Еще хотелось есть. Разговоры о жратве на губе шли проникновенные. Особенно запомнился рассказ писаря.
Рассказ писаря о жареном петухе
Моя бабка помнила помещика. Каждый день он утром выпивал стакан водки, закусывал соленым грибком, ехал на поля, затем перед обедом еще стакан водки пропускал, после сна полуденного тоже выпивал, к вечеру осушал кружку глиняную.
Но не об этом речь.
Умер, между прочим, помещик весьма странно. Поехал в город к фельдшеру, чтоб им, лиходеям, пусто было! Фельдшер и скажи: «Пить вредно!»
Приехал помещик домой — и ни капли в рот. Так что? Через неделю кондрашка хватила… Потому что режим нарушил. Нельзя было режим сразу нарушать, вот ведь какое дело…
Но не об этом речь.
Приехал как-то к помещику заморский гость. И решил помещик его удивить. Позвал повара, сделал наказ. Слушайте, что было дальше.
Садятся за стол, приносит повар блюдо, посередь серебряного блюда лежит зажаренный петух. Обжаренный, сладкий, корочка запеклась, вокруг блюда закуски — грибочки солененькие, маринованные, белужка нарезанная сахарная, рассыпчатая, почечки в сметане белеют…
Но не об этом речь.
Заморский гость только приготовился резать петуха. Петух-то лежал весь обжаренный, корочкой покрыт, а хвост целый, голова натуральная, лапки сложены со шпорами.
Повар говорит: «Айн момент! Сейчас мы фокус-покус покажем».
Берет пшено, потрогал голову петуха, посыпал пшенца, и петух соскочил на блюдо, стал клевать пшено.
Слушая писаря, я зрил петуха, я держал в руках нож и вилку, я уже облизывался, ел петуха — и вдруг он вскочил… В воображении, конечно, но это было, как наяву. Я удивился. Технарь даже привскочил от фокуса-покуса, а матрос первой статьи застонал:
— Не имеют права в пехоте держать! Убегу, ей-богу, убегу к братишкам! Флотский я, моряк.
На него замахнулись, и он присмирел.
— Как же так? Петух-то жареный. С корочкой… Поджаристый…
— В этом-то и секрет…
Писарь долго нас истязал — не говорил секрета фокуса-покуса. Наверное, мстил за то, что наши фамилии шли раньше в списках, составленных по алфавиту. Наконец, когда он почувствовал, что мы перестали ему верить, он объяснил:
— Берется живой петух, кормится маковым зерном. Натощак. Петух засыпает, потому что от мака спать хочется. Спит час, два — не скажу. Времени не теряют, его щиплют, обмазывают желтком, маслом, тестом, на несколько секунд суют в жар, в печь, чтоб масло успело только-только растопиться, чтобы петуха корочкой обволокло. И подается на стол… Потом дернуть за голову и пшено-то сыпать. Скажу, что после мака у петуха собачий аппетит. Он и вскакивает…

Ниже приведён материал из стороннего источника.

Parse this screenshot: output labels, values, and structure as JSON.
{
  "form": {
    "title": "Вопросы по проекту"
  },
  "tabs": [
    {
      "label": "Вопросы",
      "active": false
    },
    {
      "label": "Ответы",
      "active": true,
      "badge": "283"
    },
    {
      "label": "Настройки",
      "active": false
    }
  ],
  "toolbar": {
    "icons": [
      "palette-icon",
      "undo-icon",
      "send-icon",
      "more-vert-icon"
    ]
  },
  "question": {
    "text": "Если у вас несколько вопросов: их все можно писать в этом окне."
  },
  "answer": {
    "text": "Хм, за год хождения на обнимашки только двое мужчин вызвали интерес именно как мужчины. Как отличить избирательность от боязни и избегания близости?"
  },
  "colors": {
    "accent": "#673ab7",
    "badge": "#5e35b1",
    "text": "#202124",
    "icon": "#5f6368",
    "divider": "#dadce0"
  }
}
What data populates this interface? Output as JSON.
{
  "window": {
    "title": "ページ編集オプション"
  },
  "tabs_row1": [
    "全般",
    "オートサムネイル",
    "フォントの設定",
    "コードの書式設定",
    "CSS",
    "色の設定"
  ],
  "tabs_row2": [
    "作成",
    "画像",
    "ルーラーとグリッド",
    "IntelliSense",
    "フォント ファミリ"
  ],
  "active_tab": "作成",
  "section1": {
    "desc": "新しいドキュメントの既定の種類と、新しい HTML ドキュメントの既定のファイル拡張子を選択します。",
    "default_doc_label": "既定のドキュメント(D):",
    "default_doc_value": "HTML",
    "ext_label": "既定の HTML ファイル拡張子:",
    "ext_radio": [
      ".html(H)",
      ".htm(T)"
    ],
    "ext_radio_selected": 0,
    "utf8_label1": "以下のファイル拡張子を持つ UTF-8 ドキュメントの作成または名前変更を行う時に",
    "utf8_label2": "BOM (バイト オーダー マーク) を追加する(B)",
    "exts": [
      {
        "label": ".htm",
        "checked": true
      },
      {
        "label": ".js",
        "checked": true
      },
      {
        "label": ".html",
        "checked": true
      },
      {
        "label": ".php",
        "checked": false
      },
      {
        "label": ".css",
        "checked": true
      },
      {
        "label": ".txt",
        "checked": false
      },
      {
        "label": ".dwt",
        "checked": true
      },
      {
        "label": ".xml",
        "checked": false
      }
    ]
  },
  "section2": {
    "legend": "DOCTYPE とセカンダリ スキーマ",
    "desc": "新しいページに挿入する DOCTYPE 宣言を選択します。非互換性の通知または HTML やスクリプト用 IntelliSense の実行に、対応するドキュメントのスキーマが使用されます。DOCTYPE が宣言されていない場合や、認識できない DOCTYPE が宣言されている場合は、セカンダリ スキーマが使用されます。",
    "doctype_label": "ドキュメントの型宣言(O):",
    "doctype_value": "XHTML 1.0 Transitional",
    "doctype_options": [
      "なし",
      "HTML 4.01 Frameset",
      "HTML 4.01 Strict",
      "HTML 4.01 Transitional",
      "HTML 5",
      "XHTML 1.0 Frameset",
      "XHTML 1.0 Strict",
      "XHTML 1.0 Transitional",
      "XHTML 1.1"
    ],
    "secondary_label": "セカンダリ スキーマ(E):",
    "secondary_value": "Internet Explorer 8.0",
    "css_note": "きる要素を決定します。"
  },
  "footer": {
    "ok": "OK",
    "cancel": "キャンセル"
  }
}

— А чего же они ели тогда? Голодные сидели, что ли?
— Зачем? Настоящего жареного петуха опосля подали. На столе-то грудинка, телятинка, куском запеченная, кулебяка…
— Братишки! — снова застонал моряк. — Перестаньте травить! За себя не ручаюсь — кирзу сожру сырую…
Дни тянулись. И так было суждено, что с гауптвахты первым ушел я, хотя и пришел самым последним.
Утром третьего дня ареста за мной приехал «виллис». Матрос уныло попрощался. Пожал руку, похлопал по плечу — настроение у него было отчаянным: его задержали при бегстве в сторону фронта. Начальство решало, как расценить подобный поступок — как дезертирство или как самовольную отлучку, так что моряка Черноморского флота, случайно попавшего в летную часть, могли ожидать большие неприятности, хотя… могла выпасть и большая радость — перевод в другую часть, на флот.